И тут Воронов сам невольно вспомнил, как летом 1995 года после трагедии в Нефтекамске поднял где-то на вокзале смятый листок «Московского Комсомольца». На первой странице сообщалось о страшном землетрясении, в результате которого погиб весь поселок нефтяников: хрущевские пятиэтажки сложились, как карточные домики. В глаза бросилась одна фотография: испуганное и очень взрослое лицо пятилетнего мальчика, наполовину закрытое мужской спиной. Подпись внизу создавала душераздирающий сюжет, сюжет ненаписанного романа: «Мальчика удалось вытащить живым из-под завалов после двух суток. Все восприняли это как чудо. Спас мальчика труп отца. Отец и держал все это время на себе тяжелую плиту». И вдруг Воронова буквально пронзила простая догадка: о чем две ночи и долгие дневные часы мог говорить пятилетний сын со своим отцом, который и после смерти заботился о нем и продолжал спасать жизнь своему ребенку? А ведь они говорили, говорили тогда, и смерть не могла сковать им уста. Вот она простая житейская история. Вот он роман, состоящий из сплошного молчаливого диалога, диалога Отца и Сына. И как не хотелось, наверное, им расставаться, как не хотелось прерывать это единение, эту молчаливую беседу, но одному надо было оставаться жить, а другого уже заждался старик Харон на своей лодке, который раз нетерпеливо окликая замешкавшегося пассажира: «Скорей! Работы и так много: целый город перевезти в одночасье надо!»

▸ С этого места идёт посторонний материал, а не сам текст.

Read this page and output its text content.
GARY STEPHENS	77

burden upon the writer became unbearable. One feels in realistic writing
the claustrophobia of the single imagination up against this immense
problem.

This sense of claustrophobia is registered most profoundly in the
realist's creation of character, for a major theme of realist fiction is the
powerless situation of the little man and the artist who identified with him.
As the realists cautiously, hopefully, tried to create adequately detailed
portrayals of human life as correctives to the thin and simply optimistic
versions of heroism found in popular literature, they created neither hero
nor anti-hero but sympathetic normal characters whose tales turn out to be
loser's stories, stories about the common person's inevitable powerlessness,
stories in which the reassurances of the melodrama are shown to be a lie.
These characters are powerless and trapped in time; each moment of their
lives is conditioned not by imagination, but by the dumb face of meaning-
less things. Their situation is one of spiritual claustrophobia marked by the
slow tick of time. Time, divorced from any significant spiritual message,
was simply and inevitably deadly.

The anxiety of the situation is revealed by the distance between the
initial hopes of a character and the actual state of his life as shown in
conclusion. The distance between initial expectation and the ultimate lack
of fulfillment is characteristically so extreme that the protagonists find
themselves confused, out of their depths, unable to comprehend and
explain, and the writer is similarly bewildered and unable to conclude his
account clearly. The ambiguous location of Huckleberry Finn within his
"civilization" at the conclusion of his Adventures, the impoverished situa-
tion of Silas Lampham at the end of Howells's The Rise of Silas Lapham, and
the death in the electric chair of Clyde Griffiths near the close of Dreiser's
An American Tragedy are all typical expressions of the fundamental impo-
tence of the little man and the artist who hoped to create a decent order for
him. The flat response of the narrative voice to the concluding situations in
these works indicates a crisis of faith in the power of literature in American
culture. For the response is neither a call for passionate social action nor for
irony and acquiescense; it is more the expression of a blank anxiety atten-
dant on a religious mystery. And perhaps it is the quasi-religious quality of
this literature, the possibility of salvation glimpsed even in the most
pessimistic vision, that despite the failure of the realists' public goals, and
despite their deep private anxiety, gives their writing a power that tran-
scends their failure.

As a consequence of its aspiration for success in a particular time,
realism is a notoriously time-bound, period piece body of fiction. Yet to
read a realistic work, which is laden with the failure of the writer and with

— Все так, не спорю, — выйдя из задумчивости, согласился профессор.
— Тогда почему ты не можешь даже предположить, что и в макулатуре может затеряться крупица чего-то большого. Ведь моют старатели золото в мутной речной воде?
И Воронов вновь вспомнил о том смятом газетном листке, на который он сначала наступил, а затем поднял и прочитал.
— Не знаю. По-другому воспитан что ли. Брезгливость не позволяет.
— Пойми, Женька, макулатура — это тоже литература. Плохая, даже ужасная, но литература. Так?
— Предположим.
— Уже хорошо. Предположим. Что их сближает: я имею в виду беллетристику, чтиво и так называемую высокую литературу?
— Фабула, событийная канва объединяет.
— Верно. Событийная канва. Образы и идеи я оставляю в покое. Подтекст, психологизм и прочее тоже трогать не будем. Этого в чтиве днем с огнем не найдешь.
— Согласен.
— Итак, остается только фабула, или событийная канва.
— Ну.
— Но ведь и это немало. Хорошо выстроенная, закрученная фабула держит тебя в напряжении до самой последней страницы. А сюжет — это уже то, как ты эти события выстраиваешь, в какой последовательности, это целая концепция, можно сказать особая точка зрения на мир. Это модель, конструкция, это творческая попытка переделать мир, попытка заставить этот мир двигаться по другим рельсам, по другим законам, известным только тебе. Но нечто подобное творит и Бог. Он придумал для нас для всех один сюжет, и мы, как простые беллетристы, лишь варьируем Его. Приглядись только, Женька, приглядись: сколько жизней прожито как самый посредственный роман. Мне кажется иногда, что люди вообще книг серьезных и не читали. Они своими судьбами только и делают, что тупо повторяют давно кем-то написанное.
— Думаю, — возразил профессор, — что дело здесь не только в общей образованности. Посмотри, сколько наших коллег-филологов, несмотря на прочитанные книжки, живут по пошлым сценариям. Сколько у нас в университете ты, Арсений, оживших чеховских персонажей встретишь?